The week passed without event. There were no violent outbursts, no angry moments. Eric picked Andy up from Lafayette at the restaurant a couple of afternoons, while Sookie avoided him, by staying in her office, and pretending she didn't hear his voice, asking about her. She got a lot of work done, hired for a couple of positions that she'd been putting off, and arranged for a temporary worker to clean out the stockroom.
He worked, like usual, but found that he was looking at the women in his office in a different way. They presented a threat like they hadn't before, like doing the wrong thing would cost him more than he was perhaps willing to spend. His afternoons with Andy were great, but he couldn't help but feel like he was letting him down, if he didn't fix himself. He didn't want this little man to be any less great because he was a mess.

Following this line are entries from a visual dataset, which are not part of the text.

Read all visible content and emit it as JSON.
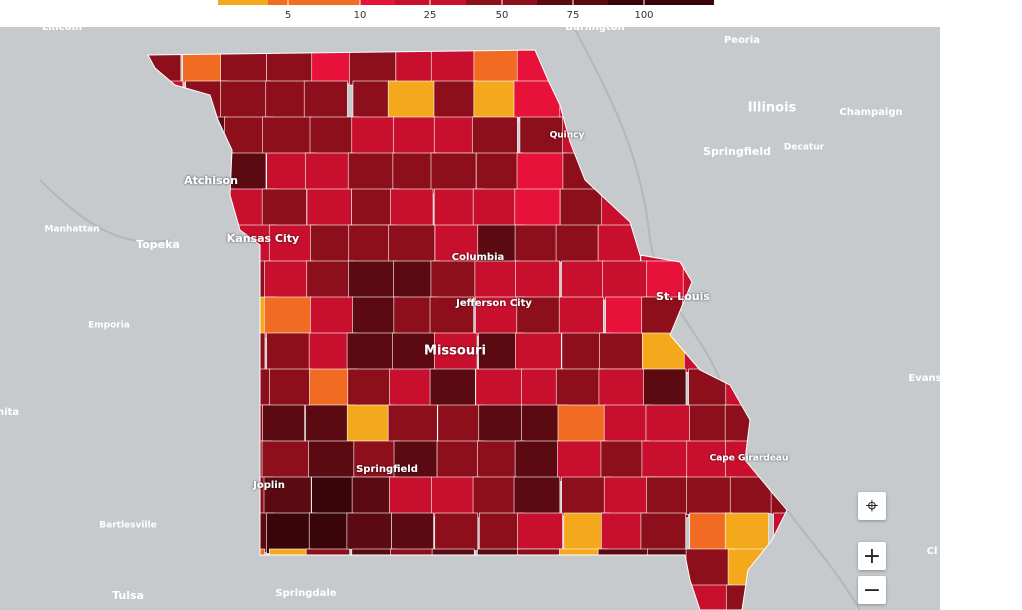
{
  "legend": {
    "ticks": [
      5,
      10,
      25,
      50,
      75,
      100
    ]
  },
  "places": [
    {
      "label": "Lincoln"
    },
    {
      "label": "Burlington"
    },
    {
      "label": "Peoria"
    },
    {
      "label": "Illinois"
    },
    {
      "label": "Champaign"
    },
    {
      "label": "Quincy"
    },
    {
      "label": "Springfield"
    },
    {
      "label": "Decatur"
    },
    {
      "label": "Atchison"
    },
    {
      "label": "Manhattan"
    },
    {
      "label": "Topeka"
    },
    {
      "label": "Kansas City"
    },
    {
      "label": "Columbia"
    },
    {
      "label": "St. Louis"
    },
    {
      "label": "Jefferson City"
    },
    {
      "label": "Emporia"
    },
    {
      "label": "Missouri"
    },
    {
      "label": "Evans"
    },
    {
      "label": "hita"
    },
    {
      "label": "Springfield"
    },
    {
      "label": "Joplin"
    },
    {
      "label": "Cape Girardeau"
    },
    {
      "label": "Bartlesville"
    },
    {
      "label": "Tulsa"
    },
    {
      "label": "Springdale"
    },
    {
      "label": "Cl"
    }
  ]
}
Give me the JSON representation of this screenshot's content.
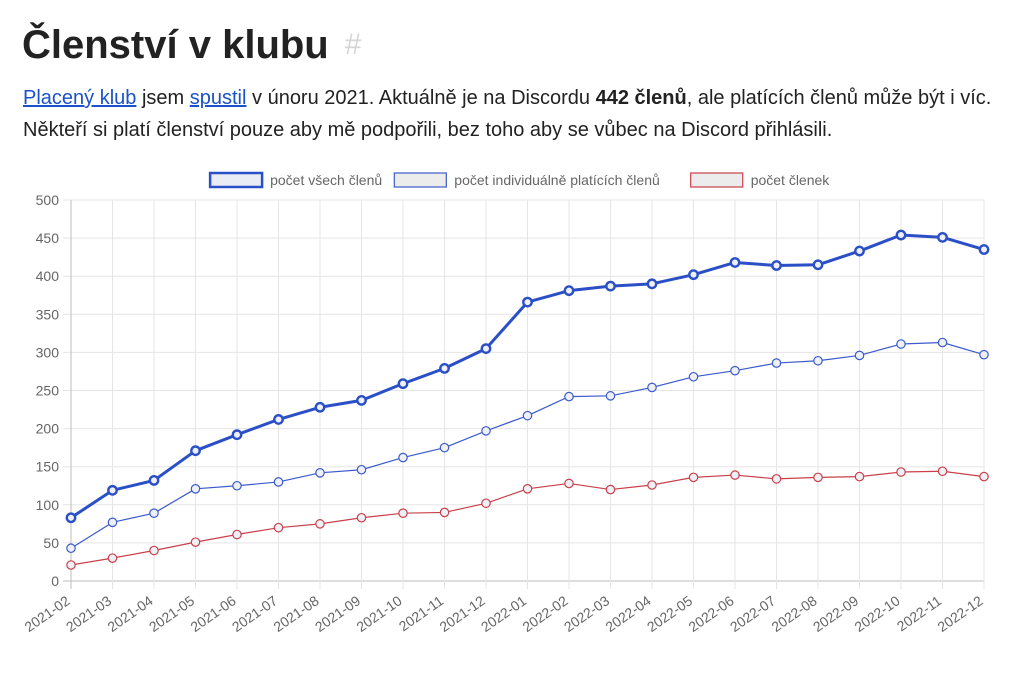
{
  "article": {
    "title": "Členství v klubu",
    "anchor": "#",
    "intro": {
      "link1": "Placený klub",
      "t1": " jsem ",
      "link2": "spustil",
      "t2": " v únoru 2021. Aktuálně je na Discordu ",
      "bold": "442 členů",
      "t3": ", ale platících členů může být i víc. Někteří si platí členství pouze aby mě podpořili, bez toho aby se vůbec na Discord přihlásili."
    }
  },
  "chart_data": {
    "type": "line",
    "title": "",
    "xlabel": "",
    "ylabel": "",
    "ylim": [
      0,
      500
    ],
    "yticks": [
      0,
      50,
      100,
      150,
      200,
      250,
      300,
      350,
      400,
      450,
      500
    ],
    "grid": true,
    "legend": "top-center",
    "categories": [
      "2021-02",
      "2021-03",
      "2021-04",
      "2021-05",
      "2021-06",
      "2021-07",
      "2021-08",
      "2021-09",
      "2021-10",
      "2021-11",
      "2021-12",
      "2022-01",
      "2022-02",
      "2022-03",
      "2022-04",
      "2022-05",
      "2022-06",
      "2022-07",
      "2022-08",
      "2022-09",
      "2022-10",
      "2022-11",
      "2022-12"
    ],
    "series": [
      {
        "name": "počet všech členů",
        "color": "#2a4fc6",
        "bold": true,
        "values": [
          83,
          119,
          132,
          171,
          192,
          212,
          228,
          237,
          259,
          279,
          305,
          366,
          381,
          387,
          390,
          402,
          418,
          414,
          415,
          433,
          454,
          451,
          435
        ]
      },
      {
        "name": "počet individuálně platících členů",
        "color": "#3b5bcc",
        "bold": false,
        "values": [
          43,
          77,
          89,
          121,
          125,
          130,
          142,
          146,
          162,
          175,
          197,
          217,
          242,
          243,
          254,
          268,
          276,
          286,
          289,
          296,
          311,
          313,
          297
        ]
      },
      {
        "name": "počet členek",
        "color": "#c9404a",
        "bold": false,
        "values": [
          21,
          30,
          40,
          51,
          61,
          70,
          75,
          83,
          89,
          90,
          102,
          121,
          128,
          120,
          126,
          136,
          139,
          134,
          136,
          137,
          143,
          144,
          137
        ]
      }
    ]
  }
}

He didn't want to see him an afternoon a week. He liked tucking him in at night, and marking his growth with Sookie, through his smiles and and movements. He was amazing, and even though he was a just six months old, he already had this little personality, a perfect mix of the two of them, stubborn, yet suave.
Lafayette had told him she was fine, but he would always be loyal to her over him, and Eric was quite certain that he wouldn't have told him if she lost a limb, if she'd asked him not to. Lafayette had given him a look of pity, when he dropped Andy back off at Bon Temps, which Eric didn't know how to interpret. They'd always gotten along quite well. He was on his way out the door, when Lafayette shouted him to. "Get your fuckin' act together. She's worth it."
Eric had nodded and left. He wasn't surprised that she'd told him. He was her closest friend. What struck him about his reaction was that he wasn't angry, with him, and looked like instead he felt sorry for him. He was missing out on things. It was his loss. She had friends, and family, and a very full life. He had work, and a random blowjob in an airplane bathroom on a business trip.
And then it was Saturday. They both woke up, and marked the day in different ways. She took Andy to the park, and he went for a drive. He rarely drove anywhere, but decided to take a drive down the shore. After stopping at Coney Island for lunch, he went for a walk on the boardwalk, trying to figure out the right thing to say, and what he really wanted. He wanted to be happy. That was what it came down to.
When she slid into the booth at about 7pm, after sending Andy off with Lafayette for a few hours, Eric was already sitting there, looking like water in a desert. She wasn't going to make things easy on him though, she'd decided that a week ago. It wasn't going to be a matter of him just saying things would be different. She'd told herself she'd know if he was lying.
"You came." She said, trying to play it cool, but kind of unable to hide her excitement. He didn't look ready to spew lipservice. He had a sort of sincere, resigned look about him. She hoped that was a good thing.
"You came." He raised an eyebrow. "I'm glad."
"How long have you been sitting here?"
He cracked a grin. "Since 4:30. You didn't specify a time."
She smiled back. "We don't even serve dinner until 5pm."
"I'll do it. I know you don't have to believe me, and, frankly, I'm not sure if I'd believe me either, but I mean it. I'll try and be the person you deserve, because you deserve someone great."
She took a deep breath. "I mean it. I don't want any phone calls, I don't want to know you're lying to me. You've lost your free pass. This is it. Stackhouse-Northman's last stand. It could last for five minutes, or fifty years. It's all on you."
Fifty years. Eric felt himself sweat, a bit. This could work out terribly, or it could be amazing. His life with them. He put his chips down. "I'm in. However you want me to be in, I'm in."